Though the hackers, which are believed to have ties to North Korea, succeeded in upending cybersecurity systems across the world, their efforts to turn it into a money-making scheme largely failed due to their own ineptitude.
For starters, though bitcoin transactions are public, they are also anonymous. The three accounts the hackers set up to receive ransom payments from victims were unable to track who had made the payments, meaning the decryption codes the hackers promised were unreliable, making it less likely victims would be willing to pay the ransom in the first place. Other basic coding errors made some of the system take-overs easily remedied.
In another twist, the hackers set up a free email account to communicate with victims that was almost immediately identified by the service provider and shut down.

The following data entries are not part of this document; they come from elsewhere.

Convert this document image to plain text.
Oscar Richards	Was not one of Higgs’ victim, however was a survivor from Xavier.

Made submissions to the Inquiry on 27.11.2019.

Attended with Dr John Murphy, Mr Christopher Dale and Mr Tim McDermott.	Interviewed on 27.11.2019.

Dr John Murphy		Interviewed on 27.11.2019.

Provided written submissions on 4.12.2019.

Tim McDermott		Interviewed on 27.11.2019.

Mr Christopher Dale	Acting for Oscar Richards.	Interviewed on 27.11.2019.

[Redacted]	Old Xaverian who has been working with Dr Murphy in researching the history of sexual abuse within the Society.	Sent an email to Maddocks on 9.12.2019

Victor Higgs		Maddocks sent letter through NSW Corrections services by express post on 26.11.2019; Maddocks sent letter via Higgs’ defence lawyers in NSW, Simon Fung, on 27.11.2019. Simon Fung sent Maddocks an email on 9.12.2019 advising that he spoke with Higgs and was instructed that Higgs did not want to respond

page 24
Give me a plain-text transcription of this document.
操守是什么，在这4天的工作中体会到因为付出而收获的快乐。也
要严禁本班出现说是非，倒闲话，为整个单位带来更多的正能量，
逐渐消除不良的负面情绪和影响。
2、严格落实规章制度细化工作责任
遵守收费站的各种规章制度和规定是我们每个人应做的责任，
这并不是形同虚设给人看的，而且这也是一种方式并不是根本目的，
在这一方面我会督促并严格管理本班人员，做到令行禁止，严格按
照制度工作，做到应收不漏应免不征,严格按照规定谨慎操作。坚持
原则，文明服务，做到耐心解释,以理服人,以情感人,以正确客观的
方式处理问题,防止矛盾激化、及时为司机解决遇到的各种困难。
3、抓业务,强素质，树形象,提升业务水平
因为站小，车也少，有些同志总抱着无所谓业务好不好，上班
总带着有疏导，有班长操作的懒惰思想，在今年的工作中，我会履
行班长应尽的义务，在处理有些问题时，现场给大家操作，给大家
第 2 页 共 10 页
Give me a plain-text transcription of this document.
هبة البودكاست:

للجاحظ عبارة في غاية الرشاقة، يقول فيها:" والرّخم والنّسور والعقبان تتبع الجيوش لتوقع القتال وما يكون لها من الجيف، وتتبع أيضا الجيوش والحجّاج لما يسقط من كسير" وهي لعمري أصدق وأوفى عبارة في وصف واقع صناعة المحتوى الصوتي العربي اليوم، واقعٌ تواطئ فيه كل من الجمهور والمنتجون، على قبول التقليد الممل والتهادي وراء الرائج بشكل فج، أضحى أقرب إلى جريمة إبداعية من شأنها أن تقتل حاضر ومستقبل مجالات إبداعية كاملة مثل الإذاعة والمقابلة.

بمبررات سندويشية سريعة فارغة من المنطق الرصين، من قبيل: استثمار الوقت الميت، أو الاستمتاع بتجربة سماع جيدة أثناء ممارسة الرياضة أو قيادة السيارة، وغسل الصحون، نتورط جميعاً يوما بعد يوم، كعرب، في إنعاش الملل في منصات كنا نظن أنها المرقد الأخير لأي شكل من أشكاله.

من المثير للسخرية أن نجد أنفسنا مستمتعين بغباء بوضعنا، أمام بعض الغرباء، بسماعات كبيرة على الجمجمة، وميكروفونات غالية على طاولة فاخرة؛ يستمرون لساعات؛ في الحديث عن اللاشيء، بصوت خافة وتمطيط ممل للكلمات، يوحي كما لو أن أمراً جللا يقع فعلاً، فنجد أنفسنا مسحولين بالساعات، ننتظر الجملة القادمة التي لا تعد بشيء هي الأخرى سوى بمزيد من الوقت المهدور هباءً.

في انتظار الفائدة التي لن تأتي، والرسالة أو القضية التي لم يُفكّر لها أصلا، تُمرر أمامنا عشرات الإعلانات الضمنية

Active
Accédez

In all, the hackers received about $140,000 in ransom money in the form of bitcoin payments. Even that payment was inflated due to the rising value of bitcoin in the months since the WannaCry attack. At the time, they received less than $100,000 in ransom payments.
International trackers set up a Twitter account to monitor and report any movement in the three accounts the hackers used. On Thursday, that account noted the accounts were drained and the bitcoins were transferred into larger joint accounts known as mixers. Though the bitcoin can still be tracked, mixers allow users to break up bitcoin transactions into smaller ones that are more difficult to trace.
Europol, the European investigative agency, declined to comment on the status of the WannaCry investigation. The U.S. Justice Department did not immediately respond to comment.